TAMNAMS suggests the temperament-agnostic name antimachinoid as the name of 1L 5s. The name is based on being the opposite pattern of 5L 1s (machinoid).

TAMNAMS suggests the temperament-agnostic name malic as the name of 2L 4s. The name derives from Latin malus, since apples have two concave ends.

TAMNAMS suggests the temperament-agnostic name triwood as the name of 3L 3s. The name generalizes blackwood[10] and whitewood[14] to 3 periods.

TAMNAMS suggests the temperament-agnostic name citric as the name of 4L 2s. The name references its daughter scales 4L 6s (lime) and 6L 4s (lemon).

TAMNAMS suggests the temperament-agnostic name machinoid as the name of 5L 1s. The name derives from machine temperament. Although this name is directly based off of a temperament, tunings of machine cover the entire tuning range of 5L 1s see TAMNAMS/Appendix #Machinoid (5L 1s) for more information.

7-note mosses

TAMNAMS suggests the temperament-agnostic name onyx as the name of 1L 6s.

TAMNAMS suggests the temperament-agnostic name antidiatonic as the name of 2L 5s. The name is based on being the opposite pattern of 5L 2s (diatonic).

TAMNAMS suggests the temperament-agnostic name mosh as the name of 3L 4s. The name derives from "mohajira-ish", a name from Graham Breed's naming scheme.

TAMNAMS suggests the temperament-agnostic name smitonic as the name of 4L 3s. The name derives from "sharp minor third", referring to the generator's quality.

TAMNAMS suggests the temperament-agnostic name diatonic as the name of 5L 2s. The name commonly refers to a scale with 5 whole and 2 half steps, or 5 large and 2 small steps; see TAMNAMS/Appendix #On the term diatonic for more information.

TAMNAMS suggests the temperament-agnostic name archaeotonic as the name of 6L 1s. The name was originally used as a name for the 6L 1s scale in 13edo.

8-note mosses

TAMNAMS suggests the temperament-agnostic name antipine as the name of 1L 7s. The name is based on being the opposite pattern of 7L 1s (pine).

TAMNAMS suggests the temperament-agnostic name subaric as the name of 2L 6s. The name references to how 2L 6s is the parent scale (or subset scale) of 2L 8s (jaric) and 8L 2s (taric).

TAMNAMS suggests the temperament-agnostic name checkertonic as the name of 3L 5s. The name derives from the Kite guitar checkerboard scale.

TAMNAMS suggests the temperament-agnostic name tetrawood as the name of 4L 4s. The name generalizes blackwood[10] and whitewood[14] to 4 periods.
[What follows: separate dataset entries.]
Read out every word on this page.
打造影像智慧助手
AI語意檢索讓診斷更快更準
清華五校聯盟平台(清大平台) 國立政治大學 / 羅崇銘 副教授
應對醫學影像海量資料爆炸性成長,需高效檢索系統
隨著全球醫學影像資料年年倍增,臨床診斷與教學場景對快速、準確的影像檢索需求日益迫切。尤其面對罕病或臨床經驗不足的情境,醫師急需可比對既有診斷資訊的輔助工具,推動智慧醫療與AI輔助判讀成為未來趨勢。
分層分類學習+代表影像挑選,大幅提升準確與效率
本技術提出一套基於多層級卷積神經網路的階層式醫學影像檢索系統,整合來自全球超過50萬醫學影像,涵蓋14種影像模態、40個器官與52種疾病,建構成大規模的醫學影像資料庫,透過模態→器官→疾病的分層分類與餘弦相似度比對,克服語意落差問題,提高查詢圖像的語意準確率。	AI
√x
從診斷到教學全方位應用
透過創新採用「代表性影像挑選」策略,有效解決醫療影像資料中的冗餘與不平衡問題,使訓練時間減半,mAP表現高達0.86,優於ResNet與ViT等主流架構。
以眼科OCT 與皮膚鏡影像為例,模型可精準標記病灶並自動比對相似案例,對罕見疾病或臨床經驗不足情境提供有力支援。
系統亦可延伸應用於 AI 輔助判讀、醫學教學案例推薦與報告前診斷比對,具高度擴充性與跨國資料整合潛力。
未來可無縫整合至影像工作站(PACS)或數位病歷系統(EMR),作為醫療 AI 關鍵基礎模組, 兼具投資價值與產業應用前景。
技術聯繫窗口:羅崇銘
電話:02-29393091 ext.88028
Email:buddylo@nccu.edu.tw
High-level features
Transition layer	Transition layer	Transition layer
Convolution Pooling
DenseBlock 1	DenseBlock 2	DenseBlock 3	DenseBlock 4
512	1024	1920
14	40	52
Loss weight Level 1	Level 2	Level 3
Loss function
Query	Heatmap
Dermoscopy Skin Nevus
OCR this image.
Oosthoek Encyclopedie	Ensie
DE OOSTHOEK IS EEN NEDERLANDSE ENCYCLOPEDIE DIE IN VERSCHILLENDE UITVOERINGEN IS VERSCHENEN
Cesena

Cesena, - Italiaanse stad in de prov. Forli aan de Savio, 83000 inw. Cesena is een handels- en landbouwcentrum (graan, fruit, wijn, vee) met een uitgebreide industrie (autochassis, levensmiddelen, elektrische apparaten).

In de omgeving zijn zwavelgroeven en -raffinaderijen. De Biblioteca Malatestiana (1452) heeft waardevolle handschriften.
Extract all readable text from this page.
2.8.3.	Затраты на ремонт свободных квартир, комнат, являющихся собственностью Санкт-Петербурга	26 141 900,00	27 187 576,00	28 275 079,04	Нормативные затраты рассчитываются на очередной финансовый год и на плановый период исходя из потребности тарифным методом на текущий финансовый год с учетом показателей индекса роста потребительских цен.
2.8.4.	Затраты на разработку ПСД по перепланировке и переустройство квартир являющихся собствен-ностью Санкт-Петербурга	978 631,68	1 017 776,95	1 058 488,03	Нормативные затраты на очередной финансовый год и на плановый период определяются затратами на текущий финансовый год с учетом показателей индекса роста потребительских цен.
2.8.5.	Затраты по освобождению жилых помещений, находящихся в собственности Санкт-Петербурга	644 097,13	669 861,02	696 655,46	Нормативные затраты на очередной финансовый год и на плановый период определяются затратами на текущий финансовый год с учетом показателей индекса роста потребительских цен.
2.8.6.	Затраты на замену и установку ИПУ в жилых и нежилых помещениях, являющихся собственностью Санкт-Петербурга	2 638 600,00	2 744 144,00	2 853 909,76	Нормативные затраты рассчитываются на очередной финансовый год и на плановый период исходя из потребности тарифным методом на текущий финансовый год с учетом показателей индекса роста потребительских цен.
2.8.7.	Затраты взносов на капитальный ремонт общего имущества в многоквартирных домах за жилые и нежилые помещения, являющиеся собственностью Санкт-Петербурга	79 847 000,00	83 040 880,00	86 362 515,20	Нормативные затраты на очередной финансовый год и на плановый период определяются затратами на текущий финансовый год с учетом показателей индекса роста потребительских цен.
TAMNAMS suggests the temperament-agnostic name oneirotonic as the name of 5L 3s. The name was originally used as a name for the 5L 3s scale in 13edo.

TAMNAMS suggests the temperament-agnostic name ekic as the name of 6L 2s. The name is an abstraction of echidna and hedgehog temperaments.

TAMNAMS suggests the temperament-agnostic name pine as the name of 7L 1s. The name is an abstraction of porcupine temperament.

9-note mosses

TAMNAMS suggests the temperament-agnostic name antisubneutralic as the name of 1L 8s. The name is based on being the opposite pattern of 8L 1s (subneutralic).

TAMNAMS suggests the temperament-agnostic name balzano as the name of 2L 7s. The name was originally used as a name for the 2L 7s scale in 20edo.

TAMNAMS suggests the temperament-agnostic name tcherepnin as the name of 3L 6s. The name references Alexander Tcherepnin's nine-note scale, corresponding to to 3L 6s in 12edo.

TAMNAMS suggests the temperament-agnostic name gramitonic as the name of 4L 5s. The name derives from "grave minor third", referring to the generator's quality.

TAMNAMS suggests the temperament-agnostic name semiquartal as the name of 5L 4s. The name derives from "half-fourth", referring to the generator's quality.

TAMNAMS suggests the temperament-agnostic name hyrulic as the name of 6L 3s. The name is an abstraction of triforce temperament.

TAMNAMS suggests the temperament-agnostic name armotonic as the name of 7L 2s. The name references Armodue, a system of theory for the 7L 2s scale in 16edo.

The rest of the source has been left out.